Mirage-time is a virtual library, and has a default implementation (the
unix one), while there's a second one (the solo5 one). The mirage tool
generates, depending on the target, the dependency onto mirage-time.unix
or mirage-time.solo5 (see
https://github.com/mirage/mirage/pull/1529/commits/ff4d1a8924158c4145683b884f55ee869518f69f).
I went further and adapted the users:
- mirage-crypto-rng https://github.com/mirage/mirage-crypto/pull/229
- arp https://github.com/mirage/arp/pull/30
- tcpip https://github.com/mirage/mirage-tcpip/pull/515
- mirage-vnetif https://github.com/mirage/mirage-vnetif/pull/36
- charrua https://github.com/mirage/charrua/pull/125
What I noticed is that in arp there was a test case with a Fast_time,
where the implementation of sleep_ns devided the given time by 600 to
run more quickly. I easily found a different mechanism (increasing the
tick from every 1500ms to every 2ms) which resulted in the test cases
succeeding.
The full PR for mirage is https://github.com/mirage/mirage/pull/1529
## Downsides
As just outlined, passing a Fast_time isn't possible anymore. But I
couldn't find any use apart from the arp test case - and there I could
revise the code, which is more readable right now.
Another question is about extensibility: so what if someone comes up
with a new mirage-time implementation that is faster, uses less memory,
... -- I guess we all agree that we want to use it, and we just merge it
into mirage-time. So, really, we only ever need one mirage-time
implementation in a unikernel! :)
Another axis is what if someone wants to develop a new mirage backend
(let's say unikraft) -- well, you'll have to extend the mirage-time
repository with the new implementation, and the mirage tool to use the
given implementation for the unikraft target. This isn't too different
from what would be needed at the moment, where the mirage tool would be
extended to use the "mirage-time-unikraft" package (NB: dune variants
may only be in the same opam package). I don't see we're loosing
anything here (esp. seeing how MirageOS currently evolves).
## Upsides
- code readability
- editor support
- less frightening for newcomers
- less generated code
- performance? (haven't measured this)
## Future
I'm not yet 100% happy with the result: I think the "~extra_deps" is a
big hammer for what we need -- a simpler way we could have in mirage is
to define "default_time" as a `package` - so it could be added as (in
config.ml):
`main ~packages:[ package "duration" ; time ]`
And that `time` would resolve to "mirage-time.unix" or
"mirage-time.solo5" at mirage configure time (depending on the target
used). Since "Mirage_time" doesn't need any initialization function
being called, such a lightweight approach would be preferably.

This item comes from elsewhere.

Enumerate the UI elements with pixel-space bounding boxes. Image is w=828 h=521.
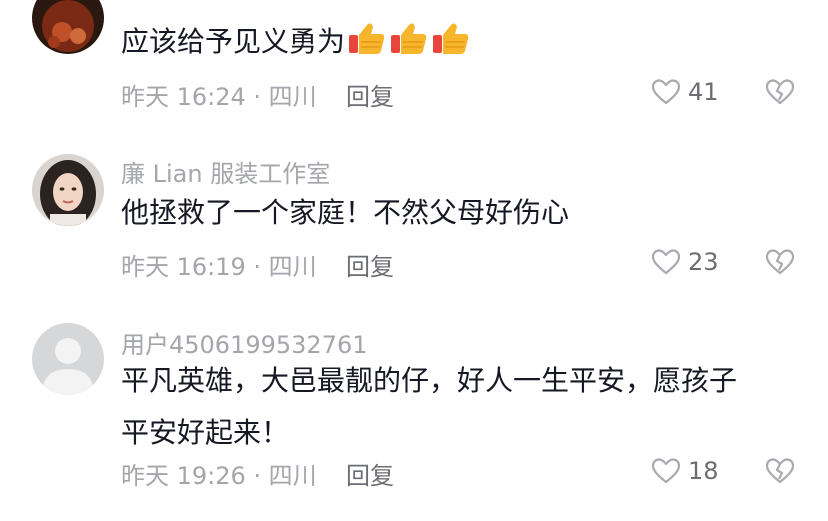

The downside is that our "start" needs to be delayed so other top-level
functions have a chance to be setup (i.e. the Mirage_logs reporter). I
think we need a different solution here.
## Comments?
Please feel free to comment in this mail thread. If you have opinions
about the changed code, please comment on the individual PRs linked above.
I'm aware we have various other abstraction mechanisms and build system
tricks in OCaml (first class modules, conditional compilation, ...). My
current plan is to use dune variants since it looks like a nice
lightweight approach for the flexibility we need. Feel free to go down a
different path and let us then compare the results (but please refrain
from discussing what could be nicer with a different approach that
hasn't been tried out - too many unknowns won't help the discussion).
## Future II
Mirage-time was only the beginning ;) If there's positive feedback, I
have unfinished and unclean changes to remove Random and Clock as
functor arguments.
I believe it will make MirageOS more approachable and easier to get
adapted by OCaml programmers (and others as well). From what I remember,
the plan with mirage 4 was to try out the dune variants -- so now 2
years after the 4.0.0 release, here we are :)
My belief is that other packages, such as mirage-net and mirage-block
could benefit as well from using dune variants. I'm happy to continue
that line of work and figure out what are the things that are not doable
with this approach.
Thanks for reading until the end :D
Hannes